The extracellular matrix (ECM) is a deformable dynamic structure that dictates the behavior, function and integrity of blood vessels. The composition, density, chemistry and architecture of major globular and fibrillar proteins of the matrisome regulate the mechanical properties of the vasculature (i.e., stiffness/compliance). ECM proteins are linked via integrins to a protein adhesome directly connected to the actin cytoskeleton and various downstream signaling pathways that enable the cells to respond to external stimuli in a coordinated manner and maintain optimal tissue stiffness. However, cardiovascular risk factors such as diabetes, dyslipidemia, hypertension, ischemia and aging compromise the mechanical balance of the vascular wall. Stiffening of large blood vessels is associated with well-known qualitative and quantitative changes of fibrillar and fibrous macromolecules of the vascular matrisome. However, the mechanical properties of the thin-walled microvasculature are essentially defined by components of the subendothelial matrix. Cellular communication network (CCN) 1 and 2 proteins (aka Cyr61 and CTGF, respectively) of the CCN protein family localize in and act on the pericellular matrix of microvessels and constitute primary candidate markers and regulators of microvascular compliance.

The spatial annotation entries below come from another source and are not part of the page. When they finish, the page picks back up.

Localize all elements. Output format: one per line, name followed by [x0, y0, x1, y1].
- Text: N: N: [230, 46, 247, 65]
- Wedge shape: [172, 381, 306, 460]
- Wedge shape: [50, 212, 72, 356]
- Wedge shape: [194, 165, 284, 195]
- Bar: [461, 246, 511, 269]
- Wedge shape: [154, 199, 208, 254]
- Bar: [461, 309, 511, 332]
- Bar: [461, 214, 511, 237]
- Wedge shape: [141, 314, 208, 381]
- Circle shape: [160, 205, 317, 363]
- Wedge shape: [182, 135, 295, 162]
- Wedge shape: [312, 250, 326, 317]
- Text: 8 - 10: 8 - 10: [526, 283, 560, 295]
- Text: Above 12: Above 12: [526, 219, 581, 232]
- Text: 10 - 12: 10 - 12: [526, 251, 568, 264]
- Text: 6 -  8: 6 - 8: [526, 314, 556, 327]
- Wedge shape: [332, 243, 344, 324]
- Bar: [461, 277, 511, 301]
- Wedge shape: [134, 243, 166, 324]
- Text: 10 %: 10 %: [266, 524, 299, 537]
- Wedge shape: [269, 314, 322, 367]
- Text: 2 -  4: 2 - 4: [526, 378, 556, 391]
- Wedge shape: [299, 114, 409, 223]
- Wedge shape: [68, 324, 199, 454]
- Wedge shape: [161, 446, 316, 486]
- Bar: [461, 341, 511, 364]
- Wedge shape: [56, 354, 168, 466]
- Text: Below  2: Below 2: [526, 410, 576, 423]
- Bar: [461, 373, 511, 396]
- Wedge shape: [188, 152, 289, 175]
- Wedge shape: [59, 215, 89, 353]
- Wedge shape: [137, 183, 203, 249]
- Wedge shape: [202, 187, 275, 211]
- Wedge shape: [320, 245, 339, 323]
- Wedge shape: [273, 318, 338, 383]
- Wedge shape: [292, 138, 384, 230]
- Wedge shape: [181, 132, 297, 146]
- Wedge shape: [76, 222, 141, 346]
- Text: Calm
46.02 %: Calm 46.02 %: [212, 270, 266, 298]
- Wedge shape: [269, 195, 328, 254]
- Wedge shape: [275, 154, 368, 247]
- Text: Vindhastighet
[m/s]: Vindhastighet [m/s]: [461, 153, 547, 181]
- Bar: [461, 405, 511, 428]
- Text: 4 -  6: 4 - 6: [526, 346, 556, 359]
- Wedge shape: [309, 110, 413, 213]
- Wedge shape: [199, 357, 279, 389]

CCN1 and CCN2 bind various integrin and non-integrin receptors and initiate signaling pathways that regulate connective tissue remodeling and response to injury, the associated mechanoresponse of vascular cells, and the subsequent inflammatory response. The CCN1 and CCN2 genes are themselves responsive to mechanical stimuli in vascular cells, wherein mechanotransduction signaling converges into the common Rho GTPase pathway, which promotes actomyosin-based contractility and cellular stiffening. However, CCN1 and CCN2 each exhibit unique functional attributes in these processes. A better understanding of their synergistic or antagonistic effects on the maintenance (or loss) of microvascular compliance in physiological and pathological situations will assist more broadly based studies of their functional properties and translational value.

中文翻译：

---

被困在“ Rho”和困难的地方之间：CCN1 / CYR61和CCN2 / CTGF是微血管僵硬的仲裁者吗？

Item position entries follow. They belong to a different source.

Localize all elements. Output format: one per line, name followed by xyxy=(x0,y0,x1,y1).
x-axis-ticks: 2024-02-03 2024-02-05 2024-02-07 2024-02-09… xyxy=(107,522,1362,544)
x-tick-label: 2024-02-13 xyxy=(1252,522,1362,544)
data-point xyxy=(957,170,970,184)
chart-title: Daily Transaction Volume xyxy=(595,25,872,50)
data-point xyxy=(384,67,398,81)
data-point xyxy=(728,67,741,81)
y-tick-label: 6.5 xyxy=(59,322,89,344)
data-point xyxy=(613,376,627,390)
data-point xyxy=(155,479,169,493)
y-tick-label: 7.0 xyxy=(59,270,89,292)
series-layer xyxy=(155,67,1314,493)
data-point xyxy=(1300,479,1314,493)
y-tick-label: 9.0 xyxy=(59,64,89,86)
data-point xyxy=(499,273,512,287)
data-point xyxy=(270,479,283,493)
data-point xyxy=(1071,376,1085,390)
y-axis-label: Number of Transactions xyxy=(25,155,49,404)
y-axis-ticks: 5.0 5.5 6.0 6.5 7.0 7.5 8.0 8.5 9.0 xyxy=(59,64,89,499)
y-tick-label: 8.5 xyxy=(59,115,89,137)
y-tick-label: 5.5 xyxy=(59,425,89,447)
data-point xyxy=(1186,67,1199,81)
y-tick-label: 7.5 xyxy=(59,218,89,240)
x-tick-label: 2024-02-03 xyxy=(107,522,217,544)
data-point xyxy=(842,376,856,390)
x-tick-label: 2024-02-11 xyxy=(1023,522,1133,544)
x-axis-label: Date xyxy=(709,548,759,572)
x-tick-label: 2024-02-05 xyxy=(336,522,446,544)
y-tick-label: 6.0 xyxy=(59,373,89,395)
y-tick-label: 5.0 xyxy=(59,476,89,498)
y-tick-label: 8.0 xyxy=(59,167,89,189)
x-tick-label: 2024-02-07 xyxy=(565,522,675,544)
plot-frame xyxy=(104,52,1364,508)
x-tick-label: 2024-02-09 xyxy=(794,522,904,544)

细胞外基质（ECM）是可变形的动态结构，决定了血管的行为，功能和完整性。基质的主要球状和原纤维蛋白的组成，密度，化学和结构调节脉管系统的机械性能（即刚度/顺应性）。ECM蛋白通过整联蛋白与直接连接至肌动蛋白细胞骨架的蛋白脂质体和各种下游信号通路相连，这些信号通路使细胞能够以协调的方式响应外部刺激并保持最佳的组织硬度。但是，诸如糖尿病，血脂异常，高血压，局部缺血和衰老等心血管危险因素会损害血管壁的机械平衡。大血管的硬化与血管基质的原纤维和纤维大分子的定性和定量变化有关。然而，薄壁微脉管系统的机械性质基本上由内皮下基质的组分定义。CCN蛋白家族的细胞通讯网络（CCN）1和2蛋白（分别为Cyr61和CTGF）位于微血管的周细胞基质中并对其起作用，并构成微血管顺应性的主要候选标记和调节剂。CCN1和CCN2结合各种整合素和非整合素受体，并启动调节结缔组织重塑和对损伤的反应，相关的血管细胞机械反应以及随后的炎症反应的信号传导途径。CCN1和CCN2基因本身对血管细胞中的机械刺激作出反应，其中机械转导信号汇聚到常见的Rho GTPase途径中，从而促进基于肌动球蛋白的收缩力和细胞硬化。但是，CCN1和CCN2在这些过程中均显示出独特的功能属性。更好地了解它们在生理和病理情况下对维持或减少微血管顺应性的协同或拮抗作用，将有助于对其功能特性和翻译价值进行更广泛的研究。在这些过程中，CCN1和CCN2各自具有独特的功能属性。更好地了解它们在生理和病理情况下对维持或减少微血管顺应性的协同或拮抗作用，将有助于对其功能特性和翻译价值进行更广泛的研究。在这些过程中，CCN1和CCN2各自具有独特的功能属性。更好地了解它们在生理和病理情况下对维持或减少微血管顺应性的协同或拮抗作用，将有助于对其功能特性和翻译价值进行更广泛的研究。